Here, we consider our study area ${\mathrm{N}}_{21.5°}^{25.5°}$${\mathrm{E}}_{119.5°}^{122.0°}$ shown in Figure 1 and calculate the evolution of ${\kappa }_1$, S, $S_{-}$ and $\langle D\rangle$ for the seismicity that occurred after the ${\beta }_{W,min}$ observed on 5 September 2023. Figure 6 depicts the aforementioned quantities versus the conventional time for various values of $M_{thres}$. We observe that for $M_{thres}=4.0$, Figure 6A, the average distance $\langle D\rangle$ never satisfies the first criterion for coincidence since it approaches a minimum value of ≈0.02 upon the occurrence of an M4.2 EQ almost 4${\displaystyle \frac{1}{2}}$ hours before the Hualien EQ. Interestingly, both S and $S_{-}$ are smaller than $S_u$ and criterion 5 is satisfied. Increasing the magnitude threshold to $M_{thres}=4.3$ and 4.4, see Figure 6B,C, respectively, we observe that all five criteria for coincidence are statisfied on 19 March 2024, i.e., less than two weeks before the M7.4 Hualien EQ.

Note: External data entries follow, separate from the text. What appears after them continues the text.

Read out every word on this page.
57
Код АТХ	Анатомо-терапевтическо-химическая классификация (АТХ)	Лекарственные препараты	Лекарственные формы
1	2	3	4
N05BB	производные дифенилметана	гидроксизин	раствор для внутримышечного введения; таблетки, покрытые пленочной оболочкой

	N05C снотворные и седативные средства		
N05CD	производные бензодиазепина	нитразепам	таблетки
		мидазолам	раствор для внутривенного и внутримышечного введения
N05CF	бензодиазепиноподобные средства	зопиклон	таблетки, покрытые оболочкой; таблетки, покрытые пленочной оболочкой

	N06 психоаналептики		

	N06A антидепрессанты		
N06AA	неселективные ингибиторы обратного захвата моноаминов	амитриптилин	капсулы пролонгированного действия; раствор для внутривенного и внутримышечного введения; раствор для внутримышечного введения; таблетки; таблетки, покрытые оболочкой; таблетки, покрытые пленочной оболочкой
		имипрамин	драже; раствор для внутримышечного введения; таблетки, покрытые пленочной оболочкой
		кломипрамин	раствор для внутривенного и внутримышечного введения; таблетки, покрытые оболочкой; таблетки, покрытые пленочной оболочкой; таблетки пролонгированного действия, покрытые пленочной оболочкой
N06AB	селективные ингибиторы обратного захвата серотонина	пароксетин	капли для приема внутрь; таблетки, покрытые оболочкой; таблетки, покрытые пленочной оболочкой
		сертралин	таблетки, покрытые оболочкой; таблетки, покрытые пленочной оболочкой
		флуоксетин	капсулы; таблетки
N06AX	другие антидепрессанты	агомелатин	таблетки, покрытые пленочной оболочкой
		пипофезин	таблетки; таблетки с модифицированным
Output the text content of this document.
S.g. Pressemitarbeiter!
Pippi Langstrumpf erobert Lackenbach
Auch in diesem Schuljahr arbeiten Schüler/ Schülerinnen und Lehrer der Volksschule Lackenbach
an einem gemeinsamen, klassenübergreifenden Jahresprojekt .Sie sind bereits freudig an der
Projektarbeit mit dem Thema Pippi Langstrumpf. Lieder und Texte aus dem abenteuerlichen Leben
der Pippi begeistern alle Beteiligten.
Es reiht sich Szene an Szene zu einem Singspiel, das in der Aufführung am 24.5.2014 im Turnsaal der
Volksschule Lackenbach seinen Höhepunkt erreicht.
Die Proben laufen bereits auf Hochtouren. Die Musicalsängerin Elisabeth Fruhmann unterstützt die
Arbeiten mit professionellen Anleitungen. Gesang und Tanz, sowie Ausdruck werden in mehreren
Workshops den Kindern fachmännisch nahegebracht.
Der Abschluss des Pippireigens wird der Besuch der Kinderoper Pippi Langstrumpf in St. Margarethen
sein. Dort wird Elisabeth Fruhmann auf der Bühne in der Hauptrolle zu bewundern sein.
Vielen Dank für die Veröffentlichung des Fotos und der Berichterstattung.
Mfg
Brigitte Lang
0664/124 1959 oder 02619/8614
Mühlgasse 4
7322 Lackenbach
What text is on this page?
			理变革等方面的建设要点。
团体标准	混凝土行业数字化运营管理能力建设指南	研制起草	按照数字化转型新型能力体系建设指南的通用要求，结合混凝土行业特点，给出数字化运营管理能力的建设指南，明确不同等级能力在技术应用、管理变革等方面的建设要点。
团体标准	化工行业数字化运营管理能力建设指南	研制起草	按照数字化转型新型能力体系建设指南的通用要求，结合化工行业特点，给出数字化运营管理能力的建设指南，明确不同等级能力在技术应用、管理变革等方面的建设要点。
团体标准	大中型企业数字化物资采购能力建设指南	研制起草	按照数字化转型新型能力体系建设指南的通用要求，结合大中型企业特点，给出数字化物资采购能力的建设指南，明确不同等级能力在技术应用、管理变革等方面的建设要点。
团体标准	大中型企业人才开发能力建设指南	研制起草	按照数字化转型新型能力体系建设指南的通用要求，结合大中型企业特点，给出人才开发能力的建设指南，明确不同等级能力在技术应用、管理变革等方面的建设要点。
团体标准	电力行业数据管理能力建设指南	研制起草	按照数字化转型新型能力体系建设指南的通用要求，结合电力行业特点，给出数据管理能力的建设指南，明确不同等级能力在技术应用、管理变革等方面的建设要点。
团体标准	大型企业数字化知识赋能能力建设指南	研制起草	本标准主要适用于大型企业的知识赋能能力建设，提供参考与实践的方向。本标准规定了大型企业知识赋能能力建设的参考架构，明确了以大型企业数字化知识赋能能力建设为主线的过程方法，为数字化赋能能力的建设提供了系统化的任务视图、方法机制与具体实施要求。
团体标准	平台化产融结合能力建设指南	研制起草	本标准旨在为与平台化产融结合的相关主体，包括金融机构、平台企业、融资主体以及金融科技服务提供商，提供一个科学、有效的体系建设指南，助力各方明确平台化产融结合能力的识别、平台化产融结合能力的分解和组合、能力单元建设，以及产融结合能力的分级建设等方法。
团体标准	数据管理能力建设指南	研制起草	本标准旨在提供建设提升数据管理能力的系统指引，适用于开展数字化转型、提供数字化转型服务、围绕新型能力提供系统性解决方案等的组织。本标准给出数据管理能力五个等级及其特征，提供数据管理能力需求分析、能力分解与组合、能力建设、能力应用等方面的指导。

Returning now to the case of the M7.6 1999 Chi-Chi EQ, we have a variability minimum on 20 August 1999 almost one month before this EQ as already mentioned. The number of EQs inside our study area ${\mathrm{N}}_{21.5°}^{25.5°}$${\mathrm{E}}_{119.5°}^{122.0°}$ after 20 August 1999 is very small to allow a study similar to that presented in the previous paragraph for the case of Hualien EQ. We only note that upon the occurrence of a M4.1 EQ on 4 September 1999 we obtain ${\kappa }_1\approx 0.06$ and both S and $S_{-}$ are smaller than $S_u$.

It is noteworthy that NT is the basis for EQ nowcasting which is the most recent method for seismic risk estimation [36,37,38,39,40,41,42,43,44,45,46,47,48,49,50,51]. EQ nowcasting has been introduced by Rundle et al. [52] based on the concept of NT and may additionally provide useful information about the epicenters of future EQs [53,54,55]. This is achieved when EQ nowcasting is combined with the identification of variability minima ${\beta }_{W,min}$ of the order parameter of seismicity. Such applications have been made both in regional (Eastern Mediterranean [53] and Southern California, Mexico and Central America [54]) and global scale [55]. It is in our future plans to employ EQ nowcasting in a similar fashion for the study of the whole area of Eastern Asia.

6. Conclusions

Natural time analysis enables the introduction of an order parameter of seismicity, the fluctuation of which exhibits a statistically significant minimum before a major EQ.

Natural time analysis is shown to identify well in advance the two strongest earthquakes that occurred in Taiwan during the last 60 years (i.e., the 1999 M_W7.6 Chi-Chi and the 3 April 2024 M_W7.4 Hualien EQ).